Conventional MR imaging and diffusion tensor imaging (DTI) can be used together to establish an etiology and to refine the classification of cerebral palsy. “The importance of establishing an etiology is to use this information to refine therapy, and improve understanding of prognosis and recurrence risk,” said Dr. Hoon. MRI established the diagnosis of periventricular leukomalacia in the child evaluated for spastic quadriplegic cerebral palsy. The DTI images—acquired under a research protocol to refine understanding of pathogenesis and classification—revealed abnormalities in both motor and sensory pathways.

Significant delays in the acquisition of motor skills make clinicians suspect cerebral palsy. For a child with severe cerebral palsy, the disease is usually evident within the first 6–12 months of life; and for a moderately affected child by 1–2 years of age, said Dr. Hoon. For a mildly affected child, clinicians typically wait as long as possible to see if the child develops independent ambulation.

Any child with cerebral palsy should be imaged, he said. Once the diagnosis of cerebral palsy is established, conventional MRI is part of the routine work-up to classify children with cerebral palsy more precisely than by clinical exam. By pinpointing the cause, clinicians can make certain inferences about recurrence risk, and to some extent prognosis, said Dr. Hoon.

MRI also can be useful for children in a gray zone—for whom it's uncertain whether they will develop cerebral palsy. If the MRI appears normal, parents can be reassured, with the caveat from the neurologist that ongoing follow-up is important. It's less clear whether to image children with milder delays but who appear clinically to have a good prognosis.

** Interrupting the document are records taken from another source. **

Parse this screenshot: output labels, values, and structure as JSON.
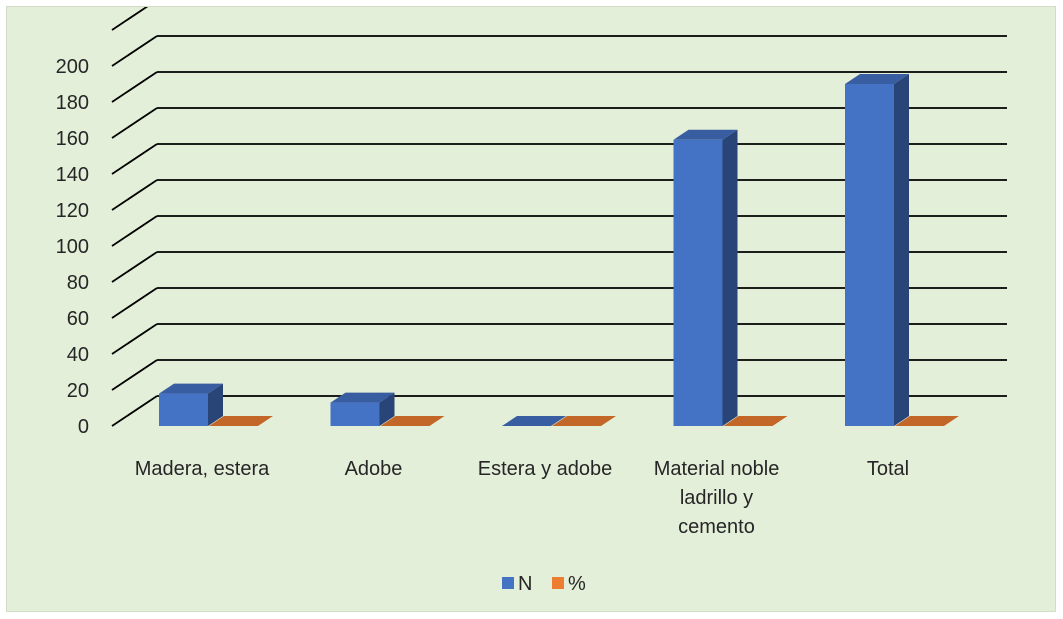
{
  "chart_data": {
    "type": "bar",
    "categories": [
      "Madera, estera",
      "Adobe",
      "Estera y adobe",
      "Material noble ladrillo y cemento",
      "Total"
    ],
    "series": [
      {
        "name": "N",
        "values": [
          18,
          13,
          0,
          159,
          190
        ],
        "color": "#4472c4"
      },
      {
        "name": "%",
        "values": [
          0,
          0,
          0,
          0,
          0
        ],
        "color": "#ed7d31"
      }
    ],
    "yticks": [
      0,
      20,
      40,
      60,
      80,
      100,
      120,
      140,
      160,
      180,
      200
    ],
    "ylim": [
      0,
      220
    ],
    "grid": true,
    "legend_position": "bottom",
    "three_d": true,
    "title": "",
    "xlabel": "",
    "ylabel": ""
  },
  "category_label_lines": [
    [
      "Madera, estera"
    ],
    [
      "Adobe"
    ],
    [
      "Estera y adobe"
    ],
    [
      "Material noble",
      "ladrillo y",
      "cemento"
    ],
    [
      "Total"
    ]
  ],
  "colors": {
    "background": "#e4efd9",
    "gridline": "#000000"
  }
}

On MRI, clinicians look for evidence associated with brain malformation, white matter disorder associated with prematurity, injury that occurred in a term infant, or postnatal causes including genetic or metabolic disease. Up to 70%–90% of children with cerebral palsy will have an abnormal MRI. “It's a very helpful diagnostic test,” said Dr. Hoon. For example, cerebral palsy with a normal MRI would suggest other possible causes, including a treatable disorder called dopa responsive dystonia.

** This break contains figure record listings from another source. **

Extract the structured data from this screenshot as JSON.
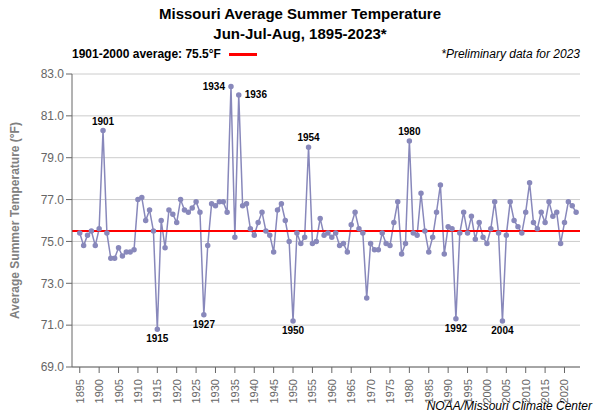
{
  "chart_data": {
    "type": "line",
    "title": "Missouri Average Summer Temperature",
    "subtitle": "Jun-Jul-Aug, 1895-2023*",
    "y_label": "Average Summer Temperature (°F)",
    "note": "*Preliminary data for 2023",
    "credit": "NOAA/Missouri Climate Center",
    "x": [
      1895,
      1896,
      1897,
      1898,
      1899,
      1900,
      1901,
      1902,
      1903,
      1904,
      1905,
      1906,
      1907,
      1908,
      1909,
      1910,
      1911,
      1912,
      1913,
      1914,
      1915,
      1916,
      1917,
      1918,
      1919,
      1920,
      1921,
      1922,
      1923,
      1924,
      1925,
      1926,
      1927,
      1928,
      1929,
      1930,
      1931,
      1932,
      1933,
      1934,
      1935,
      1936,
      1937,
      1938,
      1939,
      1940,
      1941,
      1942,
      1943,
      1944,
      1945,
      1946,
      1947,
      1948,
      1949,
      1950,
      1951,
      1952,
      1953,
      1954,
      1955,
      1956,
      1957,
      1958,
      1959,
      1960,
      1961,
      1962,
      1963,
      1964,
      1965,
      1966,
      1967,
      1968,
      1969,
      1970,
      1971,
      1972,
      1973,
      1974,
      1975,
      1976,
      1977,
      1978,
      1979,
      1980,
      1981,
      1982,
      1983,
      1984,
      1985,
      1986,
      1987,
      1988,
      1989,
      1990,
      1991,
      1992,
      1993,
      1994,
      1995,
      1996,
      1997,
      1998,
      1999,
      2000,
      2001,
      2002,
      2003,
      2004,
      2005,
      2006,
      2007,
      2008,
      2009,
      2010,
      2011,
      2012,
      2013,
      2014,
      2015,
      2016,
      2017,
      2018,
      2019,
      2020,
      2021,
      2022,
      2023
    ],
    "values": [
      75.4,
      74.8,
      75.3,
      75.5,
      74.8,
      75.6,
      80.3,
      75.4,
      74.2,
      74.2,
      74.7,
      74.3,
      74.5,
      74.5,
      74.6,
      77.0,
      77.1,
      76.0,
      76.5,
      75.5,
      70.8,
      76.0,
      74.7,
      76.5,
      76.3,
      75.9,
      77.0,
      76.5,
      76.4,
      76.6,
      76.9,
      76.4,
      71.5,
      74.8,
      76.8,
      76.7,
      76.9,
      76.9,
      76.4,
      82.4,
      75.2,
      82.0,
      76.7,
      76.8,
      75.6,
      75.3,
      75.9,
      76.4,
      75.5,
      75.3,
      74.5,
      76.5,
      76.8,
      76.0,
      75.0,
      71.2,
      75.4,
      74.9,
      75.2,
      79.5,
      74.9,
      75.0,
      76.1,
      75.3,
      75.4,
      75.2,
      75.4,
      74.8,
      74.9,
      74.5,
      75.8,
      76.4,
      75.6,
      75.4,
      72.3,
      74.9,
      74.6,
      74.6,
      75.4,
      74.9,
      74.8,
      75.9,
      76.9,
      74.4,
      74.9,
      79.8,
      75.4,
      75.3,
      77.3,
      75.5,
      74.5,
      75.2,
      76.4,
      77.7,
      74.4,
      75.7,
      75.6,
      71.3,
      75.4,
      76.4,
      75.4,
      76.2,
      75.1,
      75.9,
      75.2,
      74.9,
      75.6,
      76.9,
      75.4,
      71.2,
      75.3,
      76.9,
      76.0,
      75.7,
      75.4,
      76.4,
      77.8,
      75.9,
      75.6,
      76.4,
      75.9,
      76.9,
      76.2,
      76.4,
      74.9,
      75.9,
      76.9,
      76.7,
      76.4
    ],
    "color": "#8888BB",
    "marker": "circle",
    "reference_line": {
      "value": 75.5,
      "label": "1901-2000 average: 75.5°F",
      "color": "#FF0000"
    },
    "annotations": [
      {
        "text": "1901",
        "x": 1901,
        "y": 80.3
      },
      {
        "text": "1915",
        "x": 1915,
        "y": 70.8
      },
      {
        "text": "1927",
        "x": 1927,
        "y": 71.5
      },
      {
        "text": "1934",
        "x": 1934,
        "y": 82.4
      },
      {
        "text": "1936",
        "x": 1936,
        "y": 82.0
      },
      {
        "text": "1950",
        "x": 1950,
        "y": 71.2
      },
      {
        "text": "1954",
        "x": 1954,
        "y": 79.5
      },
      {
        "text": "1980",
        "x": 1980,
        "y": 79.8
      },
      {
        "text": "1992",
        "x": 1992,
        "y": 71.3
      },
      {
        "text": "2004",
        "x": 2004,
        "y": 71.2
      }
    ],
    "xlim": [
      1893,
      2024
    ],
    "xticks": [
      1895,
      1900,
      1905,
      1910,
      1915,
      1920,
      1925,
      1930,
      1935,
      1940,
      1945,
      1950,
      1955,
      1960,
      1965,
      1970,
      1975,
      1980,
      1985,
      1990,
      1995,
      2000,
      2005,
      2010,
      2015,
      2020
    ],
    "ylim": [
      69,
      83
    ],
    "yticks": [
      {
        "value": 69,
        "label": "69.0"
      },
      {
        "value": 71,
        "label": "71.0"
      },
      {
        "value": 73,
        "label": "73.0"
      },
      {
        "value": 75,
        "label": "75.0"
      },
      {
        "value": 77,
        "label": "77.0"
      },
      {
        "value": 79,
        "label": "79.0"
      },
      {
        "value": 81,
        "label": "81.0"
      },
      {
        "value": 83,
        "label": "83.0"
      }
    ],
    "grid": "y"
  }
}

DTI reveals abnormalities in white matter tracts by using the diffusion of water along the longitudinal direction of the axons in the tracts. Within white matter, water moves parallel to tracts. Conventional MRI can distinguish white from gray matter but can provide very little detail about the white matter; MRI cannot reveal or quantify specific fiber tract directions.

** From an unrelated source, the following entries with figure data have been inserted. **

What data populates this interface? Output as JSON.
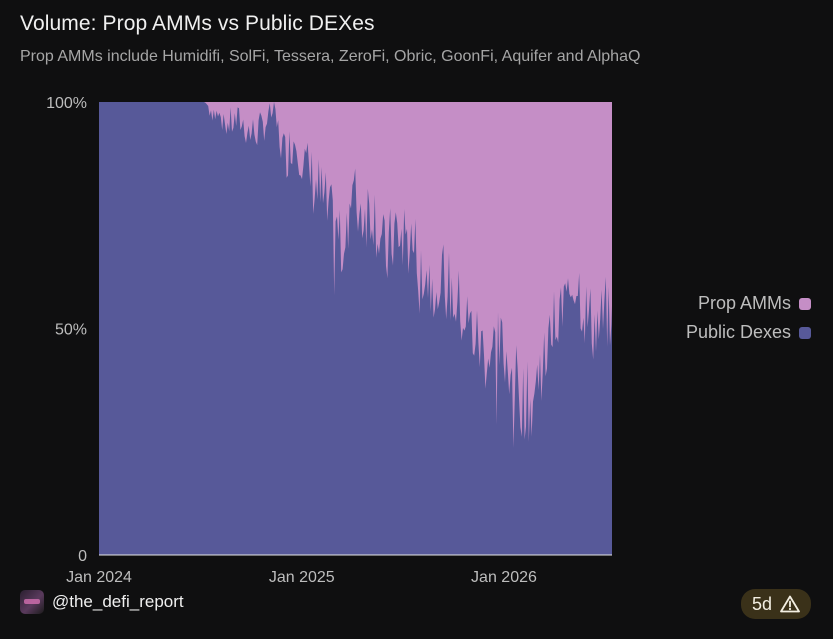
{
  "header": {
    "title": "Volume: Prop AMMs vs Public DEXes",
    "subtitle": "Prop AMMs include Humidifi, SolFi, Tessera, ZeroFi, Obric, GoonFi, Aquifer and AlphaQ"
  },
  "footer": {
    "handle": "@the_defi_report",
    "badge_label": "5d",
    "badge_icon": "warning-triangle-icon"
  },
  "colors": {
    "prop": "#c58ec6",
    "public": "#575999",
    "background": "#0f0f10",
    "tick": "#bdbdbd"
  },
  "chart_data": {
    "type": "area",
    "stacked": true,
    "percent": true,
    "title": "Volume: Prop AMMs vs Public DEXes",
    "subtitle": "Prop AMMs include Humidifi, SolFi, Tessera, ZeroFi, Obric, GoonFi, Aquifer and AlphaQ",
    "xlabel": "",
    "ylabel": "",
    "xlim": [
      "2024-01-01",
      "2026-07-15"
    ],
    "ylim": [
      0,
      100
    ],
    "xticks": [
      "Jan 2024",
      "Jan 2025",
      "Jan 2026"
    ],
    "yticks": [
      "0",
      "50%",
      "100%"
    ],
    "grid": false,
    "legend": "right",
    "series": [
      {
        "name": "Public Dexes",
        "color": "#575999",
        "x": [
          "2024-01-01",
          "2024-06-01",
          "2024-07-10",
          "2024-08-01",
          "2024-08-20",
          "2024-09-10",
          "2024-10-01",
          "2024-10-20",
          "2024-11-10",
          "2024-12-01",
          "2024-12-20",
          "2025-01-10",
          "2025-02-01",
          "2025-02-20",
          "2025-03-10",
          "2025-04-01",
          "2025-04-20",
          "2025-05-10",
          "2025-06-01",
          "2025-06-20",
          "2025-07-10",
          "2025-08-01",
          "2025-08-20",
          "2025-09-10",
          "2025-10-01",
          "2025-10-20",
          "2025-11-10",
          "2025-12-01",
          "2025-12-20",
          "2026-01-10",
          "2026-02-01",
          "2026-02-20",
          "2026-03-10",
          "2026-04-01",
          "2026-04-20",
          "2026-05-10",
          "2026-06-01",
          "2026-06-20",
          "2026-07-15"
        ],
        "values": [
          100,
          100,
          100,
          97,
          95,
          96,
          93,
          94,
          98,
          88,
          92,
          85,
          80,
          74,
          69,
          79,
          76,
          77,
          65,
          72,
          70,
          66,
          61,
          62,
          57,
          53,
          48,
          44,
          46,
          43,
          35,
          33,
          43,
          50,
          55,
          62,
          52,
          50,
          55
        ]
      },
      {
        "name": "Prop AMMs",
        "color": "#c58ec6",
        "x": [
          "2024-01-01",
          "2024-06-01",
          "2024-07-10",
          "2024-08-01",
          "2024-08-20",
          "2024-09-10",
          "2024-10-01",
          "2024-10-20",
          "2024-11-10",
          "2024-12-01",
          "2024-12-20",
          "2025-01-10",
          "2025-02-01",
          "2025-02-20",
          "2025-03-10",
          "2025-04-01",
          "2025-04-20",
          "2025-05-10",
          "2025-06-01",
          "2025-06-20",
          "2025-07-10",
          "2025-08-01",
          "2025-08-20",
          "2025-09-10",
          "2025-10-01",
          "2025-10-20",
          "2025-11-10",
          "2025-12-01",
          "2025-12-20",
          "2026-01-10",
          "2026-02-01",
          "2026-02-20",
          "2026-03-10",
          "2026-04-01",
          "2026-04-20",
          "2026-05-10",
          "2026-06-01",
          "2026-06-20",
          "2026-07-15"
        ],
        "values": [
          0,
          0,
          0,
          3,
          5,
          4,
          7,
          6,
          2,
          12,
          8,
          15,
          20,
          26,
          31,
          21,
          24,
          23,
          35,
          28,
          30,
          34,
          39,
          38,
          43,
          47,
          52,
          56,
          54,
          57,
          65,
          67,
          57,
          50,
          45,
          38,
          48,
          50,
          45
        ]
      }
    ]
  }
}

DTI relies on the principle that water diffusion—or brownian motion—is affected by the properties of the medium in which it occurs. Diffusion within biologic tissues reflects tissue structure and architecture at the microscopic level. DTI allows researchers to look at brain structures that were previously not visible in vivo, he said.

At the Kennedy Krieger Institute, DTI is used in research to evaluate 26 brain white matter tracts in much greater detail to look for abnormalities—small size or absence. Visualizing individual tracts of white matter is only part of the problem. At the moment, researchers don't know exactly what normal tracts look like nor do they know how function correlates with specific tracts.

Dr. Hoon and his colleagues are currently studying the white matter tracts of 30 children born prematurely at various gestational ages, with the goal of correlating tract abnormalities with clinical measures of the child's motor and sensory function. “We're at the very beginning of this process,” said Dr. Hoon.

Once function can be correlated with specific tracts, researchers would then be able to use DTI to establish specific therapies for abnormalities associated with each tract. While DTI is still largely a research tool for cerebral palsy, many MRI scanners have the capacity to perform DT scans.

MR and DT imaging do not pose any risk to children, but there is some risk associated with anesthesia. Young children are typically sedated with chloral hydrate or intravenous sedation to minimize movement in the MR machine and generally do well. In older children with more significant movement, anesthesia may be necessary, which poses some risk, said Dr. Hoon.